Embattled Golf star Tiger Woods announced early today that he has decided to take his career as a professional athlete in a new direction; one that will more accurately reflect who he is as a person and what he is all about.
Woods, recently the center of controversy surrounding his sex addiction, has decided to enter the hard, fast-paced world of Marathon Screwing.
"He's a natural," said Woods representative Oscar Shtupp. "We're entering him in the preliminary heat of the Reno Fuckalot Contest to see what kind of numbers he can get. I'm pretty confident."
The Reno Fuckalot, long considered a good event for those new to Marathon Screwing, will probably present little or no challenge to Woods, now acknowledged as one of the horniest bastards in the business. However, as Shtupp told the Spoof, "In Marathon Screwing, just like in Golf or football, you have to start at the bottom. It's got a pecking order just like any other sport."
It is possible that Woods may prepare for the more rigorous events, like the Vegas 500, by mega-dosing on vitamin-E and viagra and improving his already legendary stamina by participating in team eventss such as the Esher Orgy Bowl, long considered one of Britain's best bangs.

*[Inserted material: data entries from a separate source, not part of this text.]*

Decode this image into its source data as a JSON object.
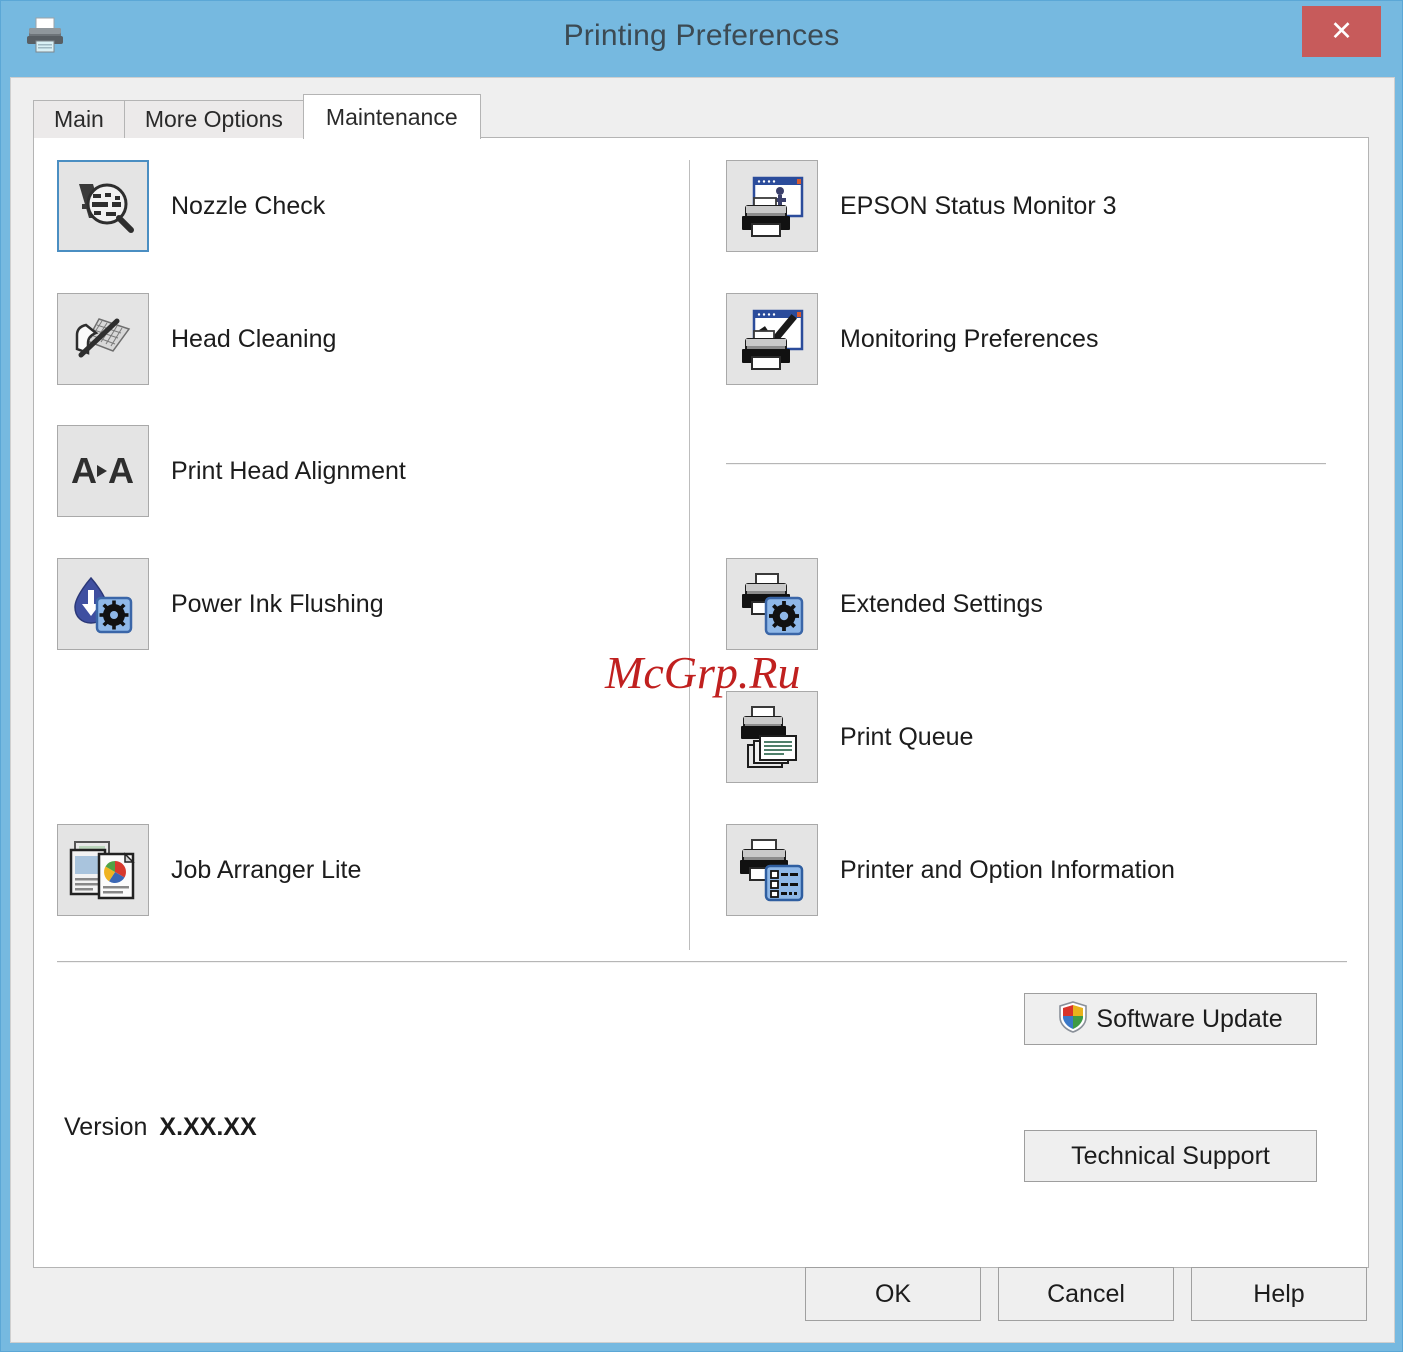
{
  "window": {
    "title": "Printing Preferences",
    "title_icon": "printer-icon",
    "close_label": "✕",
    "titlebar_color": "#76b9e0",
    "close_color": "#c75b5b"
  },
  "tabs": [
    {
      "label": "Main",
      "active": false
    },
    {
      "label": "More Options",
      "active": false
    },
    {
      "label": "Maintenance",
      "active": true
    }
  ],
  "maintenance": {
    "left_column": [
      {
        "label": "Nozzle Check",
        "icon": "nozzle-check-icon",
        "focused": true
      },
      {
        "label": "Head Cleaning",
        "icon": "head-cleaning-icon",
        "focused": false
      },
      {
        "label": "Print Head Alignment",
        "icon": "print-head-alignment-icon",
        "focused": false
      },
      {
        "label": "Power Ink Flushing",
        "icon": "power-ink-flushing-icon",
        "focused": false
      },
      {
        "label": "Job Arranger Lite",
        "icon": "job-arranger-lite-icon",
        "focused": false
      }
    ],
    "right_column": [
      {
        "label": "EPSON Status Monitor 3",
        "icon": "epson-status-monitor-icon",
        "focused": false
      },
      {
        "label": "Monitoring Preferences",
        "icon": "monitoring-preferences-icon",
        "focused": false
      },
      {
        "label": "Extended Settings",
        "icon": "extended-settings-icon",
        "focused": false
      },
      {
        "label": "Print Queue",
        "icon": "print-queue-icon",
        "focused": false
      },
      {
        "label": "Printer and Option Information",
        "icon": "printer-option-info-icon",
        "focused": false
      }
    ]
  },
  "bottom": {
    "software_update": {
      "label": "Software Update",
      "icon": "windows-shield-icon"
    },
    "version_label": "Version",
    "version_value": "X.XX.XX",
    "technical_support": "Technical Support"
  },
  "footer": {
    "ok": "OK",
    "cancel": "Cancel",
    "help": "Help"
  },
  "watermark": {
    "text": "McGrp.Ru",
    "color": "#c0201f"
  }
}
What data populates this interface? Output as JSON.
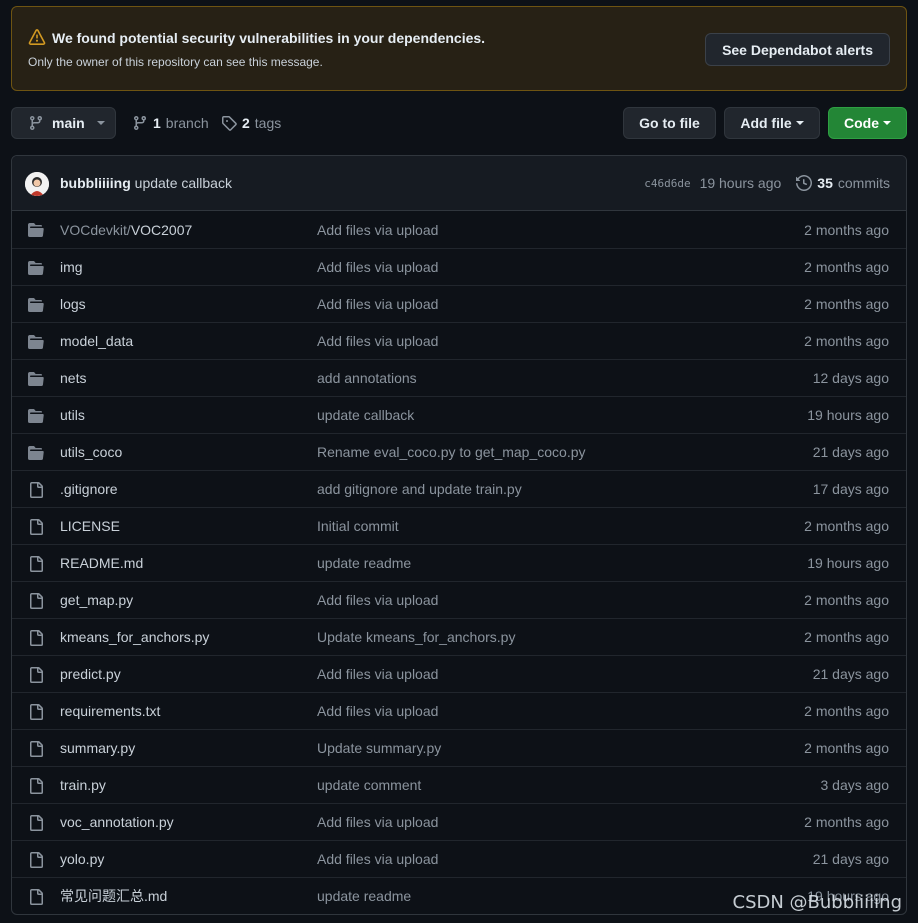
{
  "alert": {
    "title": "We found potential security vulnerabilities in your dependencies.",
    "message": "Only the owner of this repository can see this message.",
    "button": "See Dependabot alerts"
  },
  "toolbar": {
    "branch": "main",
    "branch_count": "1",
    "branch_label": "branch",
    "tag_count": "2",
    "tag_label": "tags",
    "go_to_file": "Go to file",
    "add_file": "Add file",
    "code": "Code"
  },
  "commit": {
    "author": "bubbliiiing",
    "message": "update callback",
    "sha": "c46d6de",
    "time": "19 hours ago",
    "count": "35",
    "count_label": "commits"
  },
  "files": [
    {
      "type": "dir",
      "prefix": "VOCdevkit/",
      "name": "VOC2007",
      "message": "Add files via upload",
      "age": "2 months ago"
    },
    {
      "type": "dir",
      "prefix": "",
      "name": "img",
      "message": "Add files via upload",
      "age": "2 months ago"
    },
    {
      "type": "dir",
      "prefix": "",
      "name": "logs",
      "message": "Add files via upload",
      "age": "2 months ago"
    },
    {
      "type": "dir",
      "prefix": "",
      "name": "model_data",
      "message": "Add files via upload",
      "age": "2 months ago"
    },
    {
      "type": "dir",
      "prefix": "",
      "name": "nets",
      "message": "add annotations",
      "age": "12 days ago"
    },
    {
      "type": "dir",
      "prefix": "",
      "name": "utils",
      "message": "update callback",
      "age": "19 hours ago"
    },
    {
      "type": "dir",
      "prefix": "",
      "name": "utils_coco",
      "message": "Rename eval_coco.py to get_map_coco.py",
      "age": "21 days ago"
    },
    {
      "type": "file",
      "prefix": "",
      "name": ".gitignore",
      "message": "add gitignore and update train.py",
      "age": "17 days ago"
    },
    {
      "type": "file",
      "prefix": "",
      "name": "LICENSE",
      "message": "Initial commit",
      "age": "2 months ago"
    },
    {
      "type": "file",
      "prefix": "",
      "name": "README.md",
      "message": "update readme",
      "age": "19 hours ago"
    },
    {
      "type": "file",
      "prefix": "",
      "name": "get_map.py",
      "message": "Add files via upload",
      "age": "2 months ago"
    },
    {
      "type": "file",
      "prefix": "",
      "name": "kmeans_for_anchors.py",
      "message": "Update kmeans_for_anchors.py",
      "age": "2 months ago"
    },
    {
      "type": "file",
      "prefix": "",
      "name": "predict.py",
      "message": "Add files via upload",
      "age": "21 days ago"
    },
    {
      "type": "file",
      "prefix": "",
      "name": "requirements.txt",
      "message": "Add files via upload",
      "age": "2 months ago"
    },
    {
      "type": "file",
      "prefix": "",
      "name": "summary.py",
      "message": "Update summary.py",
      "age": "2 months ago"
    },
    {
      "type": "file",
      "prefix": "",
      "name": "train.py",
      "message": "update comment",
      "age": "3 days ago"
    },
    {
      "type": "file",
      "prefix": "",
      "name": "voc_annotation.py",
      "message": "Add files via upload",
      "age": "2 months ago"
    },
    {
      "type": "file",
      "prefix": "",
      "name": "yolo.py",
      "message": "Add files via upload",
      "age": "21 days ago"
    },
    {
      "type": "file",
      "prefix": "",
      "name": "常见问题汇总.md",
      "message": "update readme",
      "age": "19 hours ago"
    }
  ],
  "watermark": "CSDN @Bubbliiiing",
  "colors": {
    "background": "#0d1117",
    "alert_bg": "#272115",
    "alert_border": "#6e5412",
    "warning_icon": "#d29922",
    "folder_icon": "#7d8590",
    "code_button": "#238636"
  }
}
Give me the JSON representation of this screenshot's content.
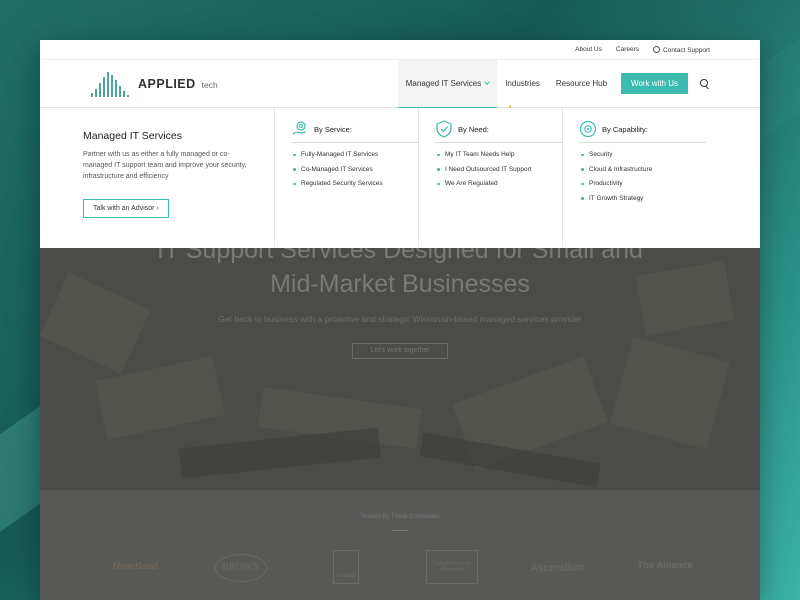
{
  "utility": {
    "about": "About Us",
    "careers": "Careers",
    "contact": "Contact Support"
  },
  "brand": {
    "name": "APPLIED",
    "suffix": "tech",
    "accent_color": "#3cbcb0"
  },
  "nav": {
    "managed": "Managed IT Services",
    "industries": "Industries",
    "resource": "Resource Hub",
    "cta": "Work with Us"
  },
  "mega": {
    "title": "Managed IT Services",
    "description": "Partner with us as either a fully managed or co-managed IT support team and improve your security, infrastructure and efficiency",
    "advisor_btn": "Talk with an Advisor",
    "columns": [
      {
        "heading": "By Service:",
        "icon": "hand-gear-icon",
        "items": [
          "Fully-Managed IT Services",
          "Co-Managed IT Services",
          "Regulated Security Services"
        ]
      },
      {
        "heading": "By Need:",
        "icon": "shield-check-icon",
        "items": [
          "My IT Team Needs Help",
          "I Need Outsourced IT Support",
          "We Are Regulated"
        ]
      },
      {
        "heading": "By Capability:",
        "icon": "gear-cycle-icon",
        "items": [
          "Security",
          "Cloud & Infrastructure",
          "Productivity",
          "IT Growth Strategy"
        ]
      }
    ]
  },
  "hero": {
    "title_line1": "IT Support Services Designed for Small and",
    "title_line2": "Mid-Market Businesses",
    "subtitle": "Get back to business with a proactive and strategic Wisconsin-based managed services provider",
    "button": "Let's work together"
  },
  "trusted": {
    "label": "Trusted By These Companies",
    "logos": [
      "Heartland",
      "BROWN",
      "Goodwill",
      "Dairy Farmers of Wisconsin",
      "Ascendium",
      "The Alliance"
    ]
  }
}
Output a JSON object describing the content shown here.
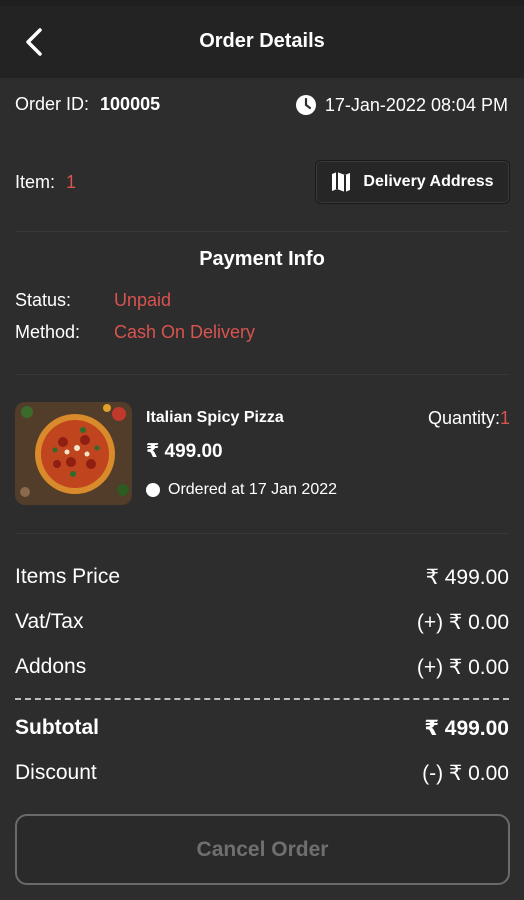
{
  "header": {
    "title": "Order Details"
  },
  "order": {
    "id_label": "Order ID:",
    "id_value": "100005",
    "datetime": "17-Jan-2022 08:04 PM",
    "item_label": "Item:",
    "item_value": "1"
  },
  "delivery_button": {
    "label": "Delivery Address"
  },
  "payment": {
    "title": "Payment Info",
    "status_label": "Status:",
    "status_value": "Unpaid",
    "method_label": "Method:",
    "method_value": "Cash On Delivery"
  },
  "items": [
    {
      "name": "Italian Spicy Pizza",
      "price": "₹ 499.00",
      "quantity_label": "Quantity:",
      "quantity_value": "1",
      "ordered_at": "Ordered at 17 Jan 2022"
    }
  ],
  "summary": {
    "items_price_label": "Items Price",
    "items_price_value": "₹ 499.00",
    "vat_label": "Vat/Tax",
    "vat_value": "(+) ₹ 0.00",
    "addons_label": "Addons",
    "addons_value": "(+) ₹ 0.00",
    "subtotal_label": "Subtotal",
    "subtotal_value": "₹ 499.00",
    "discount_label": "Discount",
    "discount_value": "(-) ₹ 0.00"
  },
  "cancel_button": {
    "label": "Cancel Order"
  },
  "colors": {
    "background": "#2d2d2d",
    "appbar": "#232323",
    "accent": "#d9534f",
    "text": "#ffffff",
    "disabled_text": "#6f6f6f"
  },
  "icons": {
    "back": "chevron-left-icon",
    "clock": "clock-icon",
    "map": "map-icon",
    "dot": "bullet-dot-icon"
  }
}
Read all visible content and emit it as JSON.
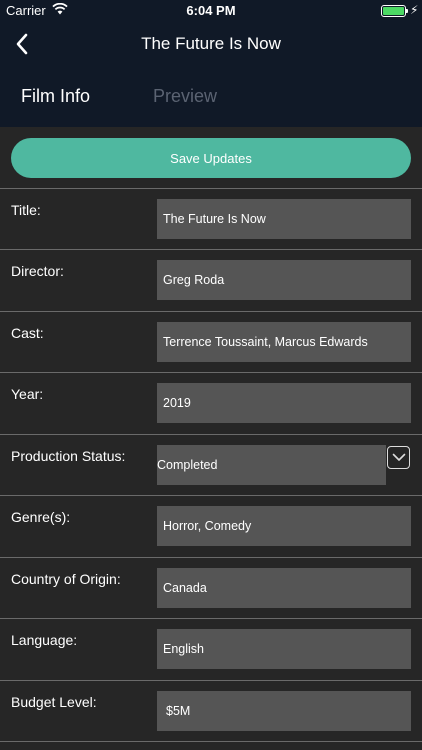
{
  "status_bar": {
    "carrier": "Carrier",
    "time": "6:04 PM",
    "battery_level": 1.0,
    "battery_color": "#4cd964"
  },
  "nav": {
    "title": "The Future Is Now",
    "back_icon": "chevron-left-icon"
  },
  "tabs": [
    {
      "label": "Film Info",
      "active": true
    },
    {
      "label": "Preview",
      "active": false
    }
  ],
  "save_button": {
    "label": "Save Updates",
    "color": "#4fb8a0"
  },
  "fields": [
    {
      "label": "Title:",
      "value": "The Future Is Now"
    },
    {
      "label": "Director:",
      "value": "Greg Roda"
    },
    {
      "label": "Cast:",
      "value": "Terrence Toussaint, Marcus Edwards"
    },
    {
      "label": "Year:",
      "value": "2019"
    },
    {
      "label": "Production Status:",
      "value": "Completed"
    },
    {
      "label": "Genre(s):",
      "value": "Horror, Comedy"
    },
    {
      "label": "Country of Origin:",
      "value": "Canada"
    },
    {
      "label": "Language:",
      "value": "English"
    },
    {
      "label": "Budget Level:",
      "value": "$5M"
    }
  ]
}
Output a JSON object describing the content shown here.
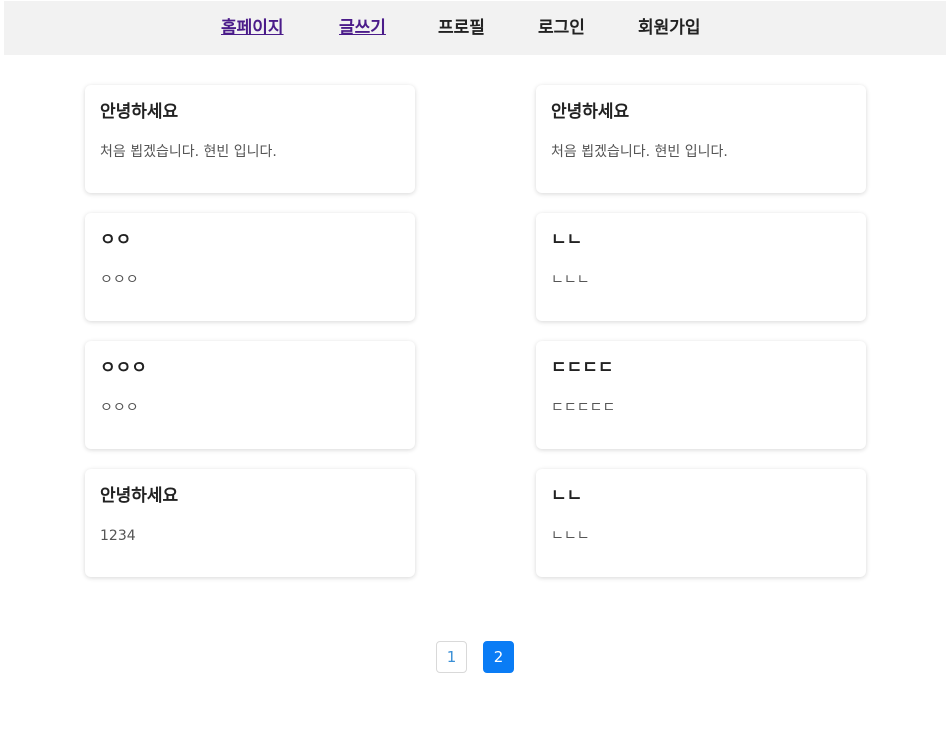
{
  "nav": {
    "items": [
      "홈페이지",
      "글쓰기",
      "프로필",
      "로그인",
      "회원가입"
    ]
  },
  "posts": [
    {
      "title": "안녕하세요",
      "body": "처음 뵙겠습니다. 현빈 입니다."
    },
    {
      "title": "안녕하세요",
      "body": "처음 뵙겠습니다. 현빈 입니다."
    },
    {
      "title": "ㅇㅇ",
      "body": "ㅇㅇㅇ"
    },
    {
      "title": "ㄴㄴ",
      "body": "ㄴㄴㄴ"
    },
    {
      "title": "ㅇㅇㅇ",
      "body": "ㅇㅇㅇ"
    },
    {
      "title": "ㄷㄷㄷㄷ",
      "body": "ㄷㄷㄷㄷㄷ"
    },
    {
      "title": "안녕하세요",
      "body": "1234"
    },
    {
      "title": "ㄴㄴ",
      "body": "ㄴㄴㄴ"
    }
  ],
  "pagination": {
    "pages": [
      "1",
      "2"
    ],
    "current": "2"
  },
  "colors": {
    "nav_bg": "#f2f2f2",
    "visited_link": "#4b1c8a",
    "active_page": "#0a7cf5",
    "page_link": "#3a8fd6"
  }
}
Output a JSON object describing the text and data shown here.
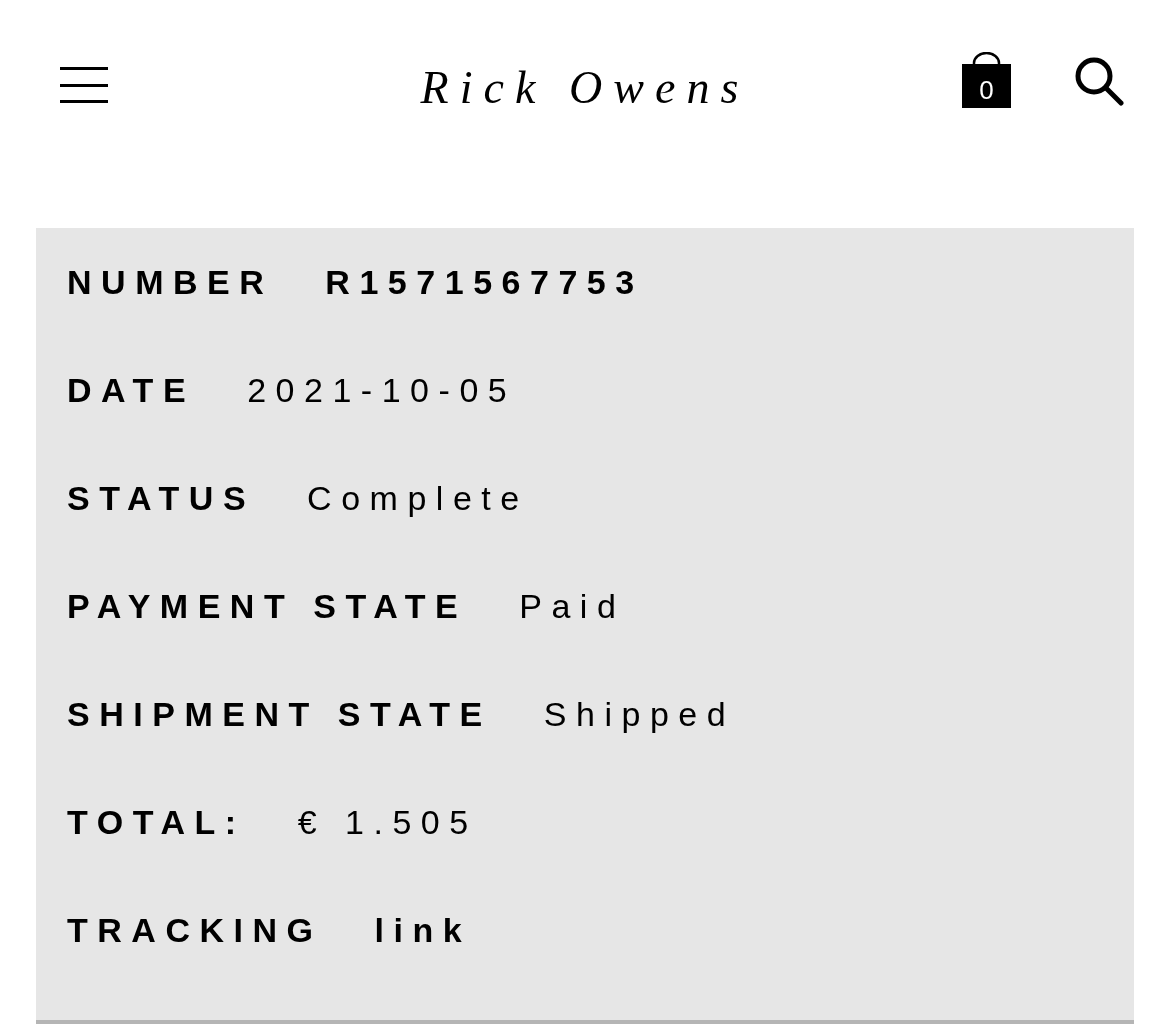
{
  "header": {
    "logo": "Rick Owens",
    "cart_count": "0"
  },
  "order_details": [
    {
      "label": "NUMBER",
      "value": "R1571567753",
      "kind": "bold"
    },
    {
      "label": "DATE",
      "value": "2021-10-05",
      "kind": "text"
    },
    {
      "label": "STATUS",
      "value": "Complete",
      "kind": "text"
    },
    {
      "label": "PAYMENT STATE",
      "value": "Paid",
      "kind": "text"
    },
    {
      "label": "SHIPMENT STATE",
      "value": "Shipped",
      "kind": "text"
    },
    {
      "label": "TOTAL:",
      "value": "€ 1.505",
      "kind": "text"
    },
    {
      "label": "TRACKING",
      "value": "link",
      "kind": "link"
    }
  ]
}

Sponsors are already lining up to get a piece of the action in this milestone career decision. Trojan has announced the construction of a blimp, called the Woody. The Woody will be the world's first anatomically correct blimp and will feature advertisements for its products. It is set to launch early this summer over Salt Lake City, Utah.
When asked about Wood's chances for the upcoming Reno Fuckalot, veteran analyst Ron Jeremy said, "Oh I think he'll come in first."